Впереди шагал своими длинными ногами «раненый солдат» в тюрбане. Мы молча шли за ним. Несмотря на то, что у него «мозги полопались», память у него нисколько не пострадала. Он привел нас прямиком к нашему дому. И первым вступил в него. Сеней он как бы и не заметил. Уверенной рукой, будто прожил здесь жизнь, нажал на ручку кухонной двери, по-хозяйски перешагнул через порог и тут только бессильно припал спиной к стене. Мама и сестра моя Рисл бросились ему на помощь. Схватив увенчанного тюрбаном гостя за локти, они повели его в каморку сестры. Обе бережно его поддерживали, а мне виделось, что не они ведут его, а он их тащит, с легкостью сунув, как два кулька, себе под мышки. Войдя в каморку, он кульки выпустил и повалился на кровать. Все время, что он у нас жил, а жил он у нас долго, Рисл спала в одной постели со мной.
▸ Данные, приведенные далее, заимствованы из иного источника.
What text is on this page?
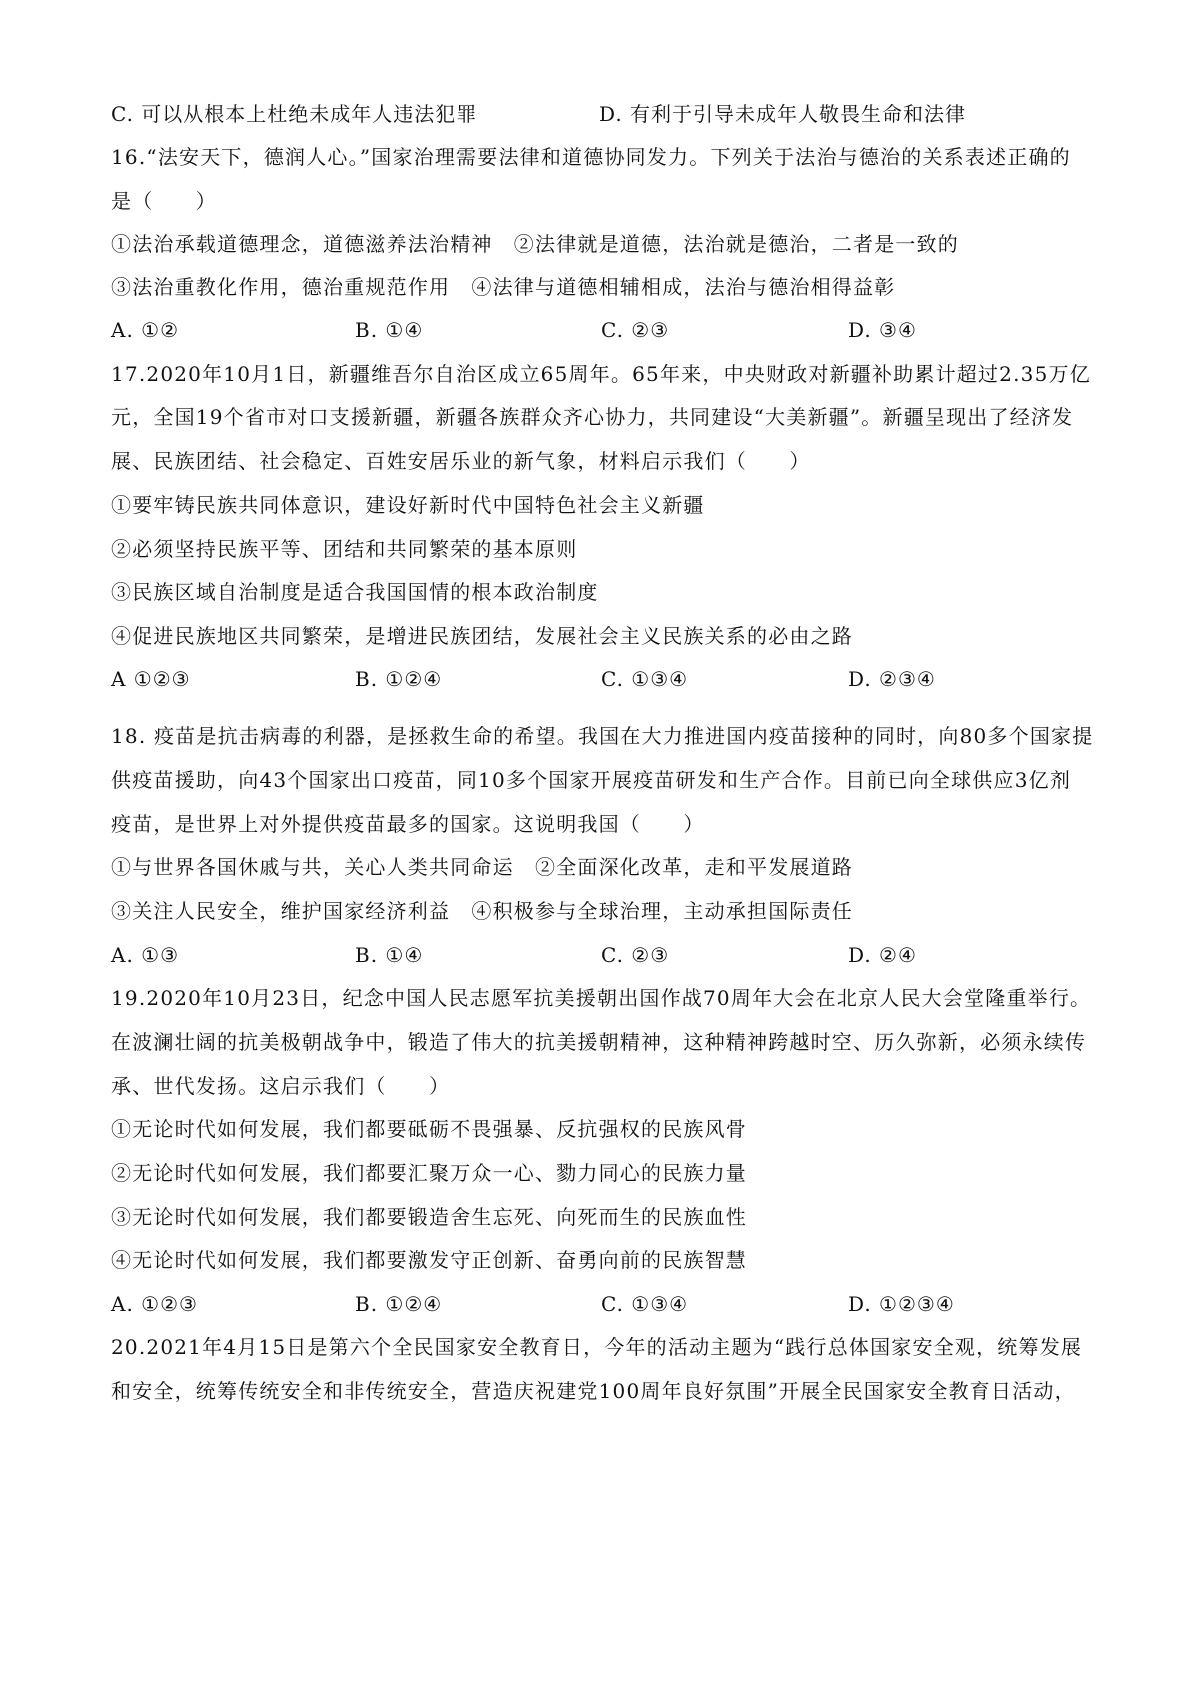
C. 可以从根本上杜绝未成年人违法犯罪	D. 有利于引导未成年人敬畏生命和法律
16.“法安天下，德润人心。”国家治理需要法律和道德协同发力。下列关于法治与德治的关系表述正确的
是（　　）
①法治承载道德理念，道德滋养法治精神　②法律就是道德，法治就是德治，二者是一致的
③法治重教化作用，德治重规范作用　④法律与道德相辅相成，法治与德治相得益彰
A. ①②	B. ①④	C. ②③	D. ③④
17.2020年10月1日，新疆维吾尔自治区成立65周年。65年来，中央财政对新疆补助累计超过2.35万亿
元，全国19个省市对口支援新疆，新疆各族群众齐心协力，共同建设“大美新疆”。新疆呈现出了经济发
展、民族团结、社会稳定、百姓安居乐业的新气象，材料启示我们（　　）
①要牢铸民族共同体意识，建设好新时代中国特色社会主义新疆
②必须坚持民族平等、团结和共同繁荣的基本原则
③民族区域自治制度是适合我国国情的根本政治制度
④促进民族地区共同繁荣，是增进民族团结，发展社会主义民族关系的必由之路
A ①②③	B. ①②④	C. ①③④	D. ②③④
18. 疫苗是抗击病毒的利器，是拯救生命的希望。我国在大力推进国内疫苗接种的同时，向80多个国家提
供疫苗援助，向43个国家出口疫苗，同10多个国家开展疫苗研发和生产合作。目前已向全球供应3亿剂
疫苗，是世界上对外提供疫苗最多的国家。这说明我国（　　）
①与世界各国休戚与共，关心人类共同命运　②全面深化改革，走和平发展道路
③关注人民安全，维护国家经济利益　④积极参与全球治理，主动承担国际责任
A. ①③	B. ①④	C. ②③	D. ②④
19.2020年10月23日，纪念中国人民志愿军抗美援朝出国作战70周年大会在北京人民大会堂隆重举行。
在波澜壮阔的抗美极朝战争中，锻造了伟大的抗美援朝精神，这种精神跨越时空、历久弥新，必须永续传
承、世代发扬。这启示我们（　　）
①无论时代如何发展，我们都要砥砺不畏强暴、反抗强权的民族风骨
②无论时代如何发展，我们都要汇聚万众一心、勠力同心的民族力量
③无论时代如何发展，我们都要锻造舍生忘死、向死而生的民族血性
④无论时代如何发展，我们都要激发守正创新、奋勇向前的民族智慧
A. ①②③	B. ①②④	C. ①③④	D. ①②③④
20.2021年4月15日是第六个全民国家安全教育日，今年的活动主题为“践行总体国家安全观，统筹发展
和安全，统筹传统安全和非传统安全，营造庆祝建党100周年良好氛围”开展全民国家安全教育日活动，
Словно по уговору, все заботы о «раненом солдате» с первой же минуты его появления в доме взяла на себя Рисл. Докторов она к нему не водила, лекарствами не поила. Как только он вытянулся на кровати, сплющив подушку и упершись белым тюрбаном в изголовье, а ногами, с которых папа успел стащить башмаки, распирая изножье, – сестра принялась за врачевание. И вата у нее нашлась, и пузырек с йодом, ну а ножницам как не быть в доме? Со всем этим нехитрым снаряжением и с тазом чистой воды она подсела к больному. А когда вынесла таз, при каждом ее шаге в воде вздрагивали бурые комочки свалявшейся пакли, в которых трудно было узнать волосы «раненого солдата», так как были они у него черные, как деготь.
Когда Рисл уходила на работу, она всем нам наказывала охранять покой больного, не давать ему и пальцем пошевелить. «Чего только не натерпелся на войне, – сокрушалась она, – вот и голову ему покалечило…»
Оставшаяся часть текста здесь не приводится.